Militant, radical Islamic "reformers" are a problem for Moslems, too. These offspring of the original Wahhabs and reconstituted Assassins have organized out of their desert exile to once again bully the Arab world. They must be squished like bugs. But to sweepingly condem all Moslems is wierd. If they live by the Golden Rule, I have no problem with them. And most do. Consider the young Iranians, now struggling against these buttheads in their own country.
I wonder what would have happened to anybody holding up an "Islam Is a Suicidal Death Cult " sign.
Probably would have been decapitated by one of the towel headed psychotic murdering subhumans.
So Jewsw or Christians immigrating to, say Saudi Arabia, will be treated with full respect?? And allowed to practice their religion openly?
Well, Mr Bedier, most of those folks who do smoke, drink, and commit adultry didn't happen to fly two passenger jets into the World Trade Center. Nor did most of the folks who drink, smoke and commit adultry jump for joy in the streets and/or silently condone the attacks.
Mr.

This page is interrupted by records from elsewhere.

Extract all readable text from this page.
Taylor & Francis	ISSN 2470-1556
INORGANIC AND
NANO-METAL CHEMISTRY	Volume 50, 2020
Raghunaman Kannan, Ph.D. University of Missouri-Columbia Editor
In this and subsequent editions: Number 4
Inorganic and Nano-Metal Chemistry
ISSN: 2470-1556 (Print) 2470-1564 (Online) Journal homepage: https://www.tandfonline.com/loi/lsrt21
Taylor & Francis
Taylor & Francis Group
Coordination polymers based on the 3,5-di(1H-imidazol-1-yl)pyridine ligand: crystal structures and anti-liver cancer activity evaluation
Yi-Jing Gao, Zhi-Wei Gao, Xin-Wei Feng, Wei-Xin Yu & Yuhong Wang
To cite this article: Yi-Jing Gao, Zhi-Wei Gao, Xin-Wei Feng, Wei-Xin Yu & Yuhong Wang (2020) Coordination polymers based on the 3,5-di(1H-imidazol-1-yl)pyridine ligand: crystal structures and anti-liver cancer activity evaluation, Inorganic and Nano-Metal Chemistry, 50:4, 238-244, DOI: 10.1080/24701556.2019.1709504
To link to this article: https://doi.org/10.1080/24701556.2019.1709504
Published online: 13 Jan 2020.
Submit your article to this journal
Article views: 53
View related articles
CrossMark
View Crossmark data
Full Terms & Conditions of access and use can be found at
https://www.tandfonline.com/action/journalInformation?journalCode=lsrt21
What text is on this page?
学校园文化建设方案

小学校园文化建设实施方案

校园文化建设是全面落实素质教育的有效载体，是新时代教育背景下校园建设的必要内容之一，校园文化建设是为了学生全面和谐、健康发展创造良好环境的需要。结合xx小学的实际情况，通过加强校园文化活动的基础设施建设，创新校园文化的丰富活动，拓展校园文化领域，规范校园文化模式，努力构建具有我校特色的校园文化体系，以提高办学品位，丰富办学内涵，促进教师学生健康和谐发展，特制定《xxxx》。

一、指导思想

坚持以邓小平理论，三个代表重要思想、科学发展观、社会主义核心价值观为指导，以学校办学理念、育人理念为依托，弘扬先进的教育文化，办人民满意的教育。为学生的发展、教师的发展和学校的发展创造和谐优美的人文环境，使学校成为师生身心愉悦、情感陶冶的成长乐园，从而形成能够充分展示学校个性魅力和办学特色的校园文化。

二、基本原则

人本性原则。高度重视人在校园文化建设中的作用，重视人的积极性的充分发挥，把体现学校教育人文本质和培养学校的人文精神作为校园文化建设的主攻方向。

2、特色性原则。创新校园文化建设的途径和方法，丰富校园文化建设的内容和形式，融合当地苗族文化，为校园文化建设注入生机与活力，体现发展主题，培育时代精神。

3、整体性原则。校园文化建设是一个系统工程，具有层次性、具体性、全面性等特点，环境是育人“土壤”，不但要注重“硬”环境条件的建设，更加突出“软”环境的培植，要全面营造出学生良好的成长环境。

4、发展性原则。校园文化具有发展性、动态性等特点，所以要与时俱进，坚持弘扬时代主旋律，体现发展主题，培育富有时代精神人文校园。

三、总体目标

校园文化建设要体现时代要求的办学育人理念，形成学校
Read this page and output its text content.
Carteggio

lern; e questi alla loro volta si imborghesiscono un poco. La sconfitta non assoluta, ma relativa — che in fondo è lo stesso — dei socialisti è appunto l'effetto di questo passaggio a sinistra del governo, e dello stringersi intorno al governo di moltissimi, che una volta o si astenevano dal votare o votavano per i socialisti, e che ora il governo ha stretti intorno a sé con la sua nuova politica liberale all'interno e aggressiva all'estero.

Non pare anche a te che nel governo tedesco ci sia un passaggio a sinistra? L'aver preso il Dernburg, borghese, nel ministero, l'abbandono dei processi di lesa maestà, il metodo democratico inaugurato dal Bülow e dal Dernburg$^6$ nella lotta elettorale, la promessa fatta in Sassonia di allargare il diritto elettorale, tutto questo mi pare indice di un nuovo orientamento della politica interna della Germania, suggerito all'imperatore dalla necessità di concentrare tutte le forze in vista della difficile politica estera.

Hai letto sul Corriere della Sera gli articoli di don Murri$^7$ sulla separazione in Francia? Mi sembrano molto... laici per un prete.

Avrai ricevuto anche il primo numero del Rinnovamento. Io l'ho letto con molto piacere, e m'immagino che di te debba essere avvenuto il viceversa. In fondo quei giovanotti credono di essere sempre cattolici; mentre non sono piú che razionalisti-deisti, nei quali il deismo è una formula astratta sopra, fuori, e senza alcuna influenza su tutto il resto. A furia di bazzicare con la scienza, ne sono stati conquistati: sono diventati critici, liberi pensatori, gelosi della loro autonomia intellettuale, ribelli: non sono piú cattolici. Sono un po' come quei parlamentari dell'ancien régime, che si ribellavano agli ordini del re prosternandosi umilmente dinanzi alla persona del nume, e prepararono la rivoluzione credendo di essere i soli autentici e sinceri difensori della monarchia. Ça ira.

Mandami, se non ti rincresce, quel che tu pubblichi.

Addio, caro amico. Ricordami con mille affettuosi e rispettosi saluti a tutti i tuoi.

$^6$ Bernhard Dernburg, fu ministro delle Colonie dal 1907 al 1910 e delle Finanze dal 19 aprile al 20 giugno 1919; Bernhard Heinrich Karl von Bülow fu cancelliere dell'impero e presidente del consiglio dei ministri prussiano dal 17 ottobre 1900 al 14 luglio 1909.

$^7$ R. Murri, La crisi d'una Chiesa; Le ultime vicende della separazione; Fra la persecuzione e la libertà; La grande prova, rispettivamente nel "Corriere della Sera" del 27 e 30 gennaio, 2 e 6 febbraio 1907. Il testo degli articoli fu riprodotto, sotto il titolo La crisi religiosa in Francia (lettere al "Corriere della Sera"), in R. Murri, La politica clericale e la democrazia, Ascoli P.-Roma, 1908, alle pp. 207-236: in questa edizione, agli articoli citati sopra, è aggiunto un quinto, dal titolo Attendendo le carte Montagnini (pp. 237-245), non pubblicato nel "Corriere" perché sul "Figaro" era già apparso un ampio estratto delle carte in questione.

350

Bedier, the people who DID fly those airliners into the World Trade Center, and jump for joy in the streets, and remain silent as to any condemnation of the actions, are/were Muslim. MUSLIM!
While this does not accuse all Muslims, pardon me if I happen to look a little askance at the practicioners of the 'Religion of Peace', while their compatriots continue to speak of killing more Americans with abandon.
I suspect, Mr. Bedier, that there are quite a few folks like myself who, while giving the benefit of doubt, and wish to believe that we can all make a circle, link arms, and sing 'Kumbaya', are silently getting tired and a bit angry at being made to look like the bad guys for being a bit wary.
As a side note, if those students were 'joking', their ordeal should remind them and others from the Middle East that this is not a laughing matter to a lot of Americans who saw 3,000 innocent people die on September 11, 2001. I honestly fear for the well being of American society, and especially for those segments of Middle East extraction, if another 'event' like September 11 occurs.
Better, I think, to apply for permission to set up a missionary church -- you pick the denomination. Just be sure there are plenty of news cameras watching.